A leading zero for dates is also not ordinal to agree with the term '. There is no 06 day. The leading zero was introduced decades ago, because it was introduced to ensure that dates when writing with the machine both in single and in double-digit day and year figures have been arranged flush with each other. It also prevents later a digit can be in front of it to falsify dates ( and the date to 10, 20 or 30 days to move backwards). It fits at best for forms that provide fields for a two -digit entry. So Wrong is a representation as: . 06th June 2001 Properly says: 6.6.2001 or 6th June 2001.

DIN 5008

The German standard DIN 5008 defines writing and design rules for text processing, which include the guidelines for the date format. For numeric date information in addition valid for Germany EN 28601 is the 1992 application.

In the edition of 1996 ( via the EN 28601 ) the "new " from the ISO 8601 derived format was adopted as the only correct numeric date notation. Permitted was next to only the " alphanumeric letters " with the advertised name of the month and without a preceding "0" digit in number of days.

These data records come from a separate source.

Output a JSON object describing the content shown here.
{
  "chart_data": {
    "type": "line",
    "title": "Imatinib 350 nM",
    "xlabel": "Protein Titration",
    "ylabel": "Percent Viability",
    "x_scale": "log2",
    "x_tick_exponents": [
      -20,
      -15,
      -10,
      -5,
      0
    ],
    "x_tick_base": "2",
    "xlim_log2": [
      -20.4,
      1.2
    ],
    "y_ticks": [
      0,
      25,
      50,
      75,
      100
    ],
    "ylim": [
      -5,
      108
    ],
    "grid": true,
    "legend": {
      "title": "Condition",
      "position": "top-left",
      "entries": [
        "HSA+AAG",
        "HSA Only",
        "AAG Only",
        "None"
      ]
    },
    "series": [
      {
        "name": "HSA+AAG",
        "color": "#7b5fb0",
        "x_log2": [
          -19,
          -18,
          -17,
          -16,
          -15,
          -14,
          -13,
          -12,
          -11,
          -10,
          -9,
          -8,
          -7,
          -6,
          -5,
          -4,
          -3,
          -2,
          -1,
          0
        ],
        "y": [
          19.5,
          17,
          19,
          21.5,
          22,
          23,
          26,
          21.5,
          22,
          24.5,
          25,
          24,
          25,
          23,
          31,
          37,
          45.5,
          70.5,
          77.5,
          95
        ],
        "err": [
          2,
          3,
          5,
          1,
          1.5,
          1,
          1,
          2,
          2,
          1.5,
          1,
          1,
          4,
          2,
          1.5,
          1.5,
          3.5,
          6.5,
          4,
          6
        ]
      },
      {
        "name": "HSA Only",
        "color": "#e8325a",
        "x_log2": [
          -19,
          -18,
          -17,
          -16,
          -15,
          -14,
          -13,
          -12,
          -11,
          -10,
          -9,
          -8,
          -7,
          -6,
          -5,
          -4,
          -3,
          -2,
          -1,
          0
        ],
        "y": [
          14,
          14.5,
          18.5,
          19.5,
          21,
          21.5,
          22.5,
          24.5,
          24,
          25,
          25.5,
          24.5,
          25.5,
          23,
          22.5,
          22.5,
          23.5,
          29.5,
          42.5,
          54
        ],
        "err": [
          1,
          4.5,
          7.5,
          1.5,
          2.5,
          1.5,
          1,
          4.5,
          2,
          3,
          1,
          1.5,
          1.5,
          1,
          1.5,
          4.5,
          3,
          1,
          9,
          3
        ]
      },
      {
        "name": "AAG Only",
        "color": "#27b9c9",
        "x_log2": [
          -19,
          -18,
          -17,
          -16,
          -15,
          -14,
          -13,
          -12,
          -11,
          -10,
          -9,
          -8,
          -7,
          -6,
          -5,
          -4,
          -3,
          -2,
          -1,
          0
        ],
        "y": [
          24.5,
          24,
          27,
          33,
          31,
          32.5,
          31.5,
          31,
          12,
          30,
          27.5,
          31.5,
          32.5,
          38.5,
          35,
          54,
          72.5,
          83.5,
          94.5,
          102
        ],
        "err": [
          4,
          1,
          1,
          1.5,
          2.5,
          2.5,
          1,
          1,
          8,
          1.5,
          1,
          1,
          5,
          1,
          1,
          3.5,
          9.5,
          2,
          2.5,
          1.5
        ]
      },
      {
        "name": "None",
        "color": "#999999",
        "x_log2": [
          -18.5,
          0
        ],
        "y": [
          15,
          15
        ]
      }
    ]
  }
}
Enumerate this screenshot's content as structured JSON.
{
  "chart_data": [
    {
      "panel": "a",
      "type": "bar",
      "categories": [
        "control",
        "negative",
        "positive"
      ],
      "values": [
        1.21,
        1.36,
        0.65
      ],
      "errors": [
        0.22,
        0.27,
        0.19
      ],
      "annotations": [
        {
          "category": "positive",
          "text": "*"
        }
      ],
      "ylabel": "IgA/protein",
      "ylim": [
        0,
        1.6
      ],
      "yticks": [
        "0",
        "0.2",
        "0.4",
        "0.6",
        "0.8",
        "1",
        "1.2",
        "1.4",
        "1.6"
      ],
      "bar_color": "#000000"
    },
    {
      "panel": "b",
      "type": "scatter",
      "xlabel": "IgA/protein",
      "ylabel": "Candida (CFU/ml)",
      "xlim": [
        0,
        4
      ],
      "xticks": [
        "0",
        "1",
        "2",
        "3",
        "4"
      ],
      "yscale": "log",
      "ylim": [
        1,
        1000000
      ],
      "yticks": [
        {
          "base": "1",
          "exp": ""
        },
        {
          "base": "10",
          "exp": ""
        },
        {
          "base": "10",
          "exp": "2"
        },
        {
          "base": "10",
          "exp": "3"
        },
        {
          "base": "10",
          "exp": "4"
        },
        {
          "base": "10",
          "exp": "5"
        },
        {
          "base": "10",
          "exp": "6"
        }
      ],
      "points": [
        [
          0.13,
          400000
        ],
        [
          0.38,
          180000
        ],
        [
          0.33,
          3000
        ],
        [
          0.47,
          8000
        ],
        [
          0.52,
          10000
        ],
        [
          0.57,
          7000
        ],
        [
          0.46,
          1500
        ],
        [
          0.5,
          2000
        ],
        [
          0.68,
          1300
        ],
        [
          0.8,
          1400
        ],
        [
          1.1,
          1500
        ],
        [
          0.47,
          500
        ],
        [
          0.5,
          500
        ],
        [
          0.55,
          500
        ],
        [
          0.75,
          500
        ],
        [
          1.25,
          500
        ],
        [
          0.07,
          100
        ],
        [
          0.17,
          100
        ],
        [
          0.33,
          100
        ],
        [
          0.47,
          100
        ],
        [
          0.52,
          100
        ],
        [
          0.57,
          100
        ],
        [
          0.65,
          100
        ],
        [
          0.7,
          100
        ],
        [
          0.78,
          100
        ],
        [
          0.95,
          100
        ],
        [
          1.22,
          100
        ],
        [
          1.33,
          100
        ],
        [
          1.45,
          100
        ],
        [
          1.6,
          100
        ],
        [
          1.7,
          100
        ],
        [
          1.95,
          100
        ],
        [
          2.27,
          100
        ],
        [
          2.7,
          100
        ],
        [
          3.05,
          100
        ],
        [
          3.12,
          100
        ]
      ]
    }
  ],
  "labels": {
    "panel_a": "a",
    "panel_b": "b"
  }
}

However, the new date format according to ISO standard ( year-month- day) collided with the actual writing habits, and could not prevail in the years 1996-2000. As in most other European countries, the standard has been largely ignored in Germany and Austria, where generally remained the usual format TT.MM. [ YY ] YY in use. In the 2001 edition of DIN 5008 then a note was added, after which the usual format should be permitted again, " provided that no misunderstandings ."

Time billing information "v. BC "and" AD BC "

The previously in force in Germany, Austria and Switzerland and still largely applied standard DIN 1355-1 (see DIN -Taschenbuch 102 of 1989) provided for the indication BC and AD to year values ​​before and after starting of the Christian era to differentiate. In the European standard EN 28601 1992 is, however, not be discussed on a date before or after Christ. In the version of 2000, the ISO sees 8601 rather even a year zero and year values ​​with a negative sign in front, which, notwithstanding retroactively its switching method is to be applied by the generally accepted use, even for the period before the introduction of the Gregorian calendar.